Through my tears I looked down to my lap in awe: the weight of a baby whose time had just ended lay physically wrapped around the form of a baby whose time had not yet begun. They were both not quite with me, and yet, they were both very much in my embrace. I closed my eyes to the vision of these two boys in another realm, briefly together: in this moment, my baby was with Owen in some other dimension, crossing paths on a journey that I cannot see or understand, but press my faith into nevertheless. For one small moment in time, the two babies in my arms played together. I was the witness.
What really is the end? For all of humanity’s achievements, we know nothing at all about beginnings and ends. There is a definitive first breath and a definitive last breath, but could there be a million beginnings and ends in the before and after, in the in-between? What if life really is just this transient, tiny tip of the iceberg? Before we arrive on this planet, could we possibly have already lived a thousand journeys, crossed paths with souls who meant everything to us, but which we would be blinded to during our brief stints here? What if this frail, beautiful life we have is just a green and golden-beaded chrysalis, the tiny holding cell between life and more life? Maybe, in this moment, Owen was a monarch butterfly alighting next to my caterpillar son, who would soon be in the chrysalis himself.
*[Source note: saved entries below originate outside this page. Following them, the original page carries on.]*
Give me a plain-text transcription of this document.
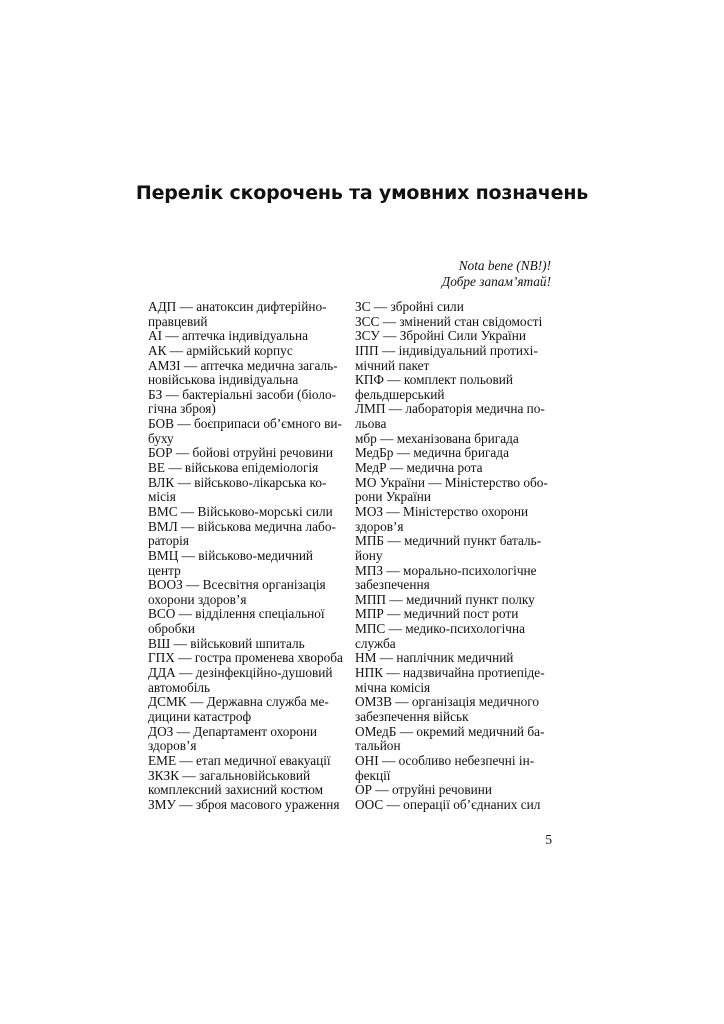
Перелік скорочень та умовних позначень
Nota bene (NB!)!
Добре запам’ятай!
АДП — анатоксин дифтерійно-
правцевий
АІ — аптечка індивідуальна
АК — армійський корпус
АМЗІ — аптечка медична загаль-
новійськова індивідуальна
БЗ — бактеріальні засоби (біоло-
гічна зброя)
БОВ — боєприпаси об’ємного ви-
буху
БОР — бойові отруйні речовини
ВЕ — військова епідеміологія
ВЛК — військово-лікарська ко-
місія
ВМС — Військово-морські сили
ВМЛ — військова медична лабо-
раторія
ВМЦ — військово-медичний
центр
ВООЗ — Всесвітня організація
охорони здоров’я
ВСО — відділення спеціальної
обробки
ВШ — військовий шпиталь
ГПХ — гостра променева хвороба
ДДА — дезінфекційно-душовий
автомобіль
ДСМК — Державна служба ме-
дицини катастроф
ДОЗ — Департамент охорони
здоров’я
ЕМЕ — етап медичної евакуації
ЗКЗК — загальновійськовий
комплексний захисний костюм
ЗМУ — зброя масового ураження
ЗС — збройні сили
ЗСС — змінений стан свідомості
ЗСУ — Збройні Сили України
ІПП — індивідуальний протихі-
мічний пакет
КПФ — комплект польовий
фельдшерський
ЛМП — лабораторія медична по-
льова
мбр — механізована бригада
МедБр — медична бригада
МедР — медична рота
МО України — Міністерство обо-
рони України
МОЗ — Міністерство охорони
здоров’я
МПБ — медичний пункт баталь-
йону
МПЗ — морально-психологічне
забезпечення
МПП — медичний пункт полку
МПР — медичний пост роти
МПС — медико-психологічна
служба
НМ — наплічник медичний
НПК — надзвичайна протиепіде-
мічна комісія
ОМЗВ — організація медичного
забезпечення військ
ОМедБ — окремий медичний ба-
тальйон
ОНІ — особливо небезпечні ін-
фекції
ОР — отруйні речовини
ООС — операції об’єднаних сил
5
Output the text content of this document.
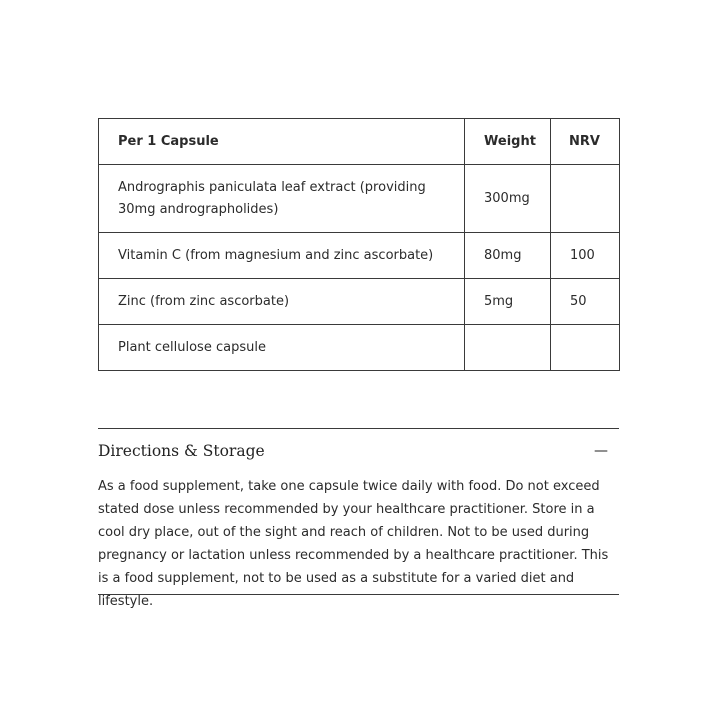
Per 1 Capsule	Weight	NRV
Andrographis paniculata leaf extract (providing 30mg andrographolides)	300mg	
Vitamin C (from magnesium and zinc ascorbate)	80mg	100
Zinc (from zinc ascorbate)	5mg	50
Plant cellulose capsule		
Directions & Storage	—

As a food supplement, take one capsule twice daily with food. Do not exceed stated dose unless recommended by your healthcare practitioner. Store in a cool dry place, out of the sight and reach of children. Not to be used during pregnancy or lactation unless recommended by a healthcare practitioner. This is a food supplement, not to be used as a substitute for a varied diet and lifestyle.
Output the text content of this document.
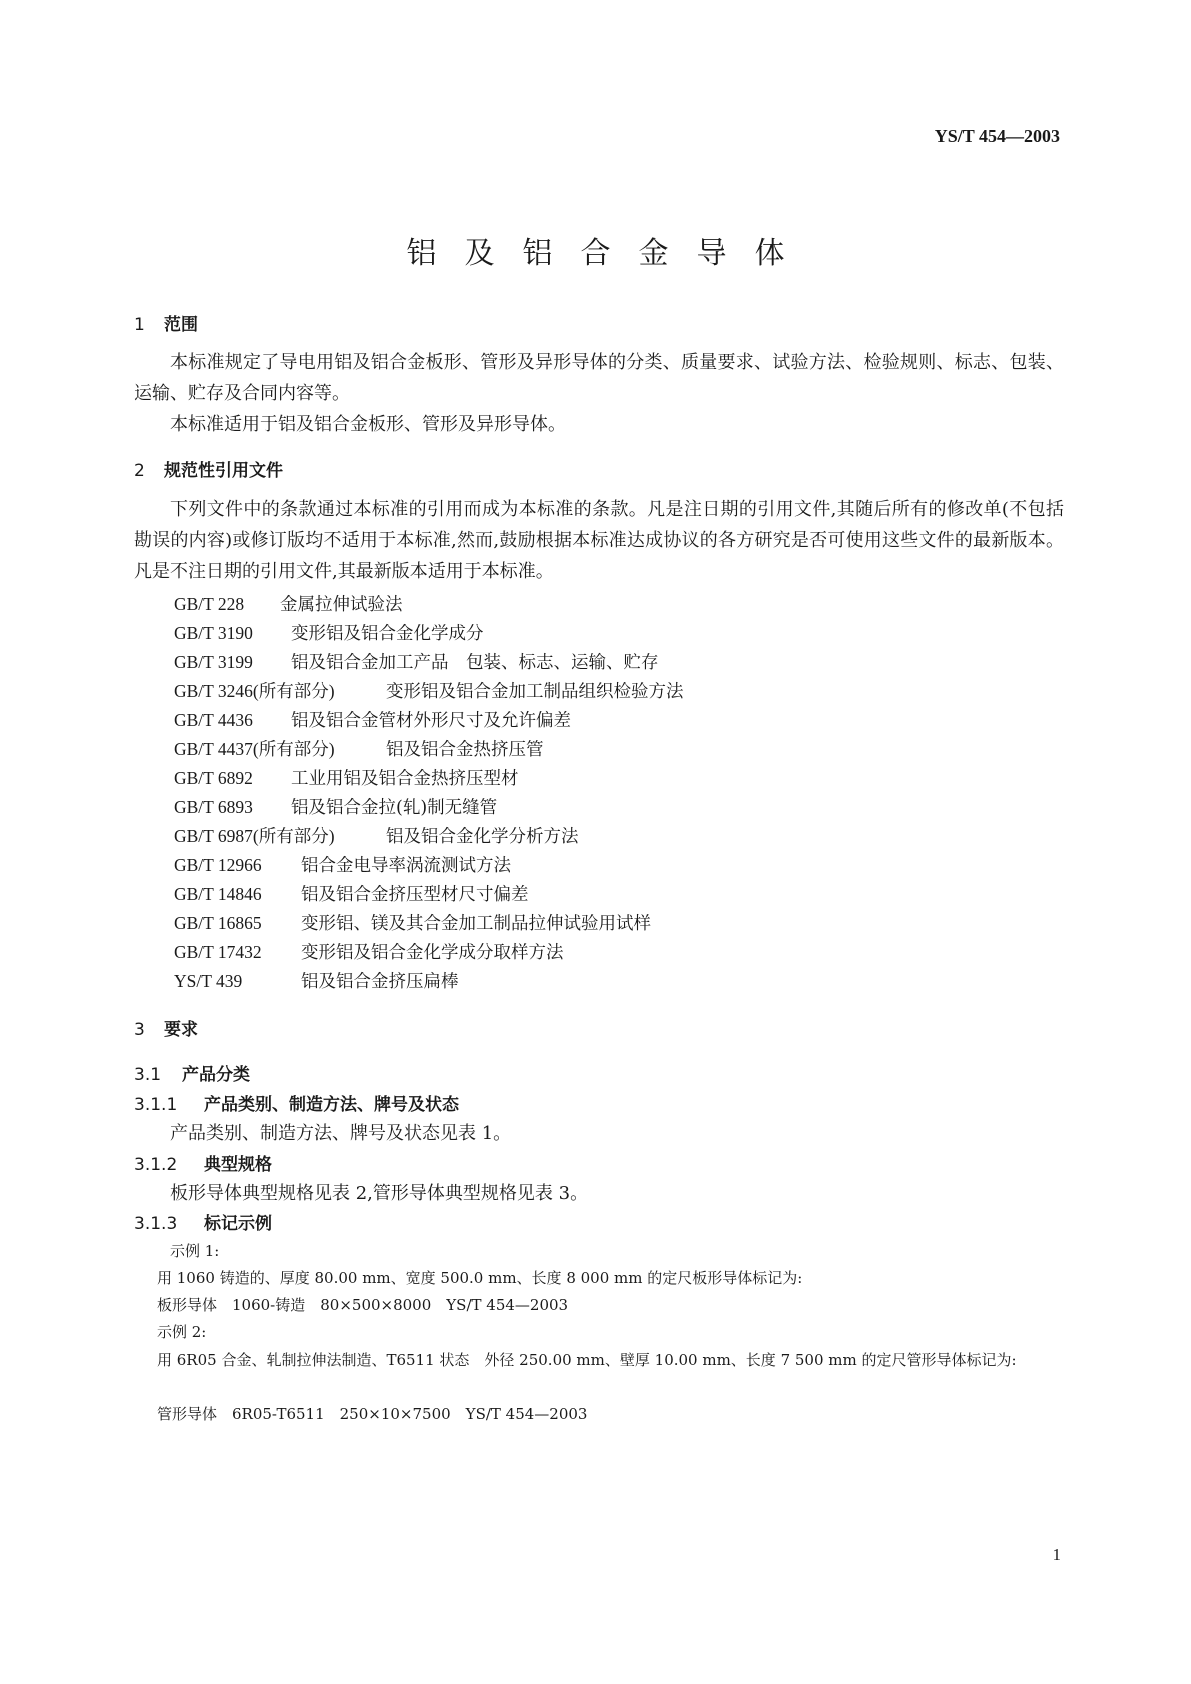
YS/T 454—2003
铝及铝合金导体
1 范围
本标准规定了导电用铝及铝合金板形、管形及异形导体的分类、质量要求、试验方法、检验规则、标志、包装、运输、贮存及合同内容等。
本标准适用于铝及铝合金板形、管形及异形导体。
2 规范性引用文件
下列文件中的条款通过本标准的引用而成为本标准的条款。凡是注日期的引用文件,其随后所有的修改单(不包括勘误的内容)或修订版均不适用于本标准,然而,鼓励根据本标准达成协议的各方研究是否可使用这些文件的最新版本。凡是不注日期的引用文件,其最新版本适用于本标准。
GB/T 228 金属拉伸试验法
GB/T 3190 变形铝及铝合金化学成分
GB/T 3199 铝及铝合金加工产品　包装、标志、运输、贮存
GB/T 3246(所有部分)	变形铝及铝合金加工制品组织检验方法
GB/T 4436 铝及铝合金管材外形尺寸及允许偏差
GB/T 4437(所有部分)	铝及铝合金热挤压管
GB/T 6892 工业用铝及铝合金热挤压型材
GB/T 6893 铝及铝合金拉(轧)制无缝管
GB/T 6987(所有部分)	铝及铝合金化学分析方法
GB/T 12966 铝合金电导率涡流测试方法
GB/T 14846 铝及铝合金挤压型材尺寸偏差
GB/T 16865 变形铝、镁及其合金加工制品拉伸试验用试样
GB/T 17432 变形铝及铝合金化学成分取样方法
YS/T 439	铝及铝合金挤压扁棒
3 要求
3.1 产品分类
3.1.1 产品类别、制造方法、牌号及状态
产品类别、制造方法、牌号及状态见表 1。
3.1.2 典型规格
板形导体典型规格见表 2,管形导体典型规格见表 3。
3.1.3 标记示例
示例 1:
用 1060 铸造的、厚度 80.00 mm、宽度 500.0 mm、长度 8 000 mm 的定尺板形导体标记为:
板形导体　1060-铸造　80×500×8000　YS/T 454—2003
示例 2:
用 6R05 合金、轧制拉伸法制造、T6511 状态　外径 250.00 mm、壁厚 10.00 mm、长度 7 500 mm 的定尺管形导体标记为:
管形导体　6R05-T6511　250×10×7500　YS/T 454—2003
1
Maybe they were two boys in another dimension, playing in the leaves right there, and the scales that normally cover my eyes fell for just a brief moment, an epiphany-- as Taylor Swift writes, “just one single glimpse of relief to make some sense of what you’ve seen.”
It is the only way I have ever made sense of it.
The dining room in the home on Clinton Street is once again a dining room, but it doesn’t belong to Pete and Sommer. They moved long ago, but the walls of that colonial-style home whisper a family’s love for a redheaded boy, with no beginning or end. Owen would be turning ten this year if he was still alive. Much has happened since he passed: Sommer gave birth to another baby, a healthy Maisy, who is now in kindergarten. She and her big sister Ellie keep Sommer and Pete on their toes. The Marshalls’ favorite nurses and I remain friends, sharing cards with handwritten notes at the holidays. Two months after arriving home in stricken grief, I gave birth to the baby who was one-third of the divine hug; his middle name is Owen, and he is now seven years old. Perhaps once all-knowing, he is now unaware that he ever crossed paths with Owen. Was his birth a beginning, or was it an end? Perhaps an in-between?
Owen’s scent is still a discernible phantom for me; even now I can feel his satin cheeks when I close my eyes and try. I sometimes think of him when I see children playing in colorful October leaves. Sommer, Pete, BJ, and I still gather and reminisce, crying and laughing, about the beautiful boy who never grew up. We were the witnesses. His life was an epiphany-- an end without end.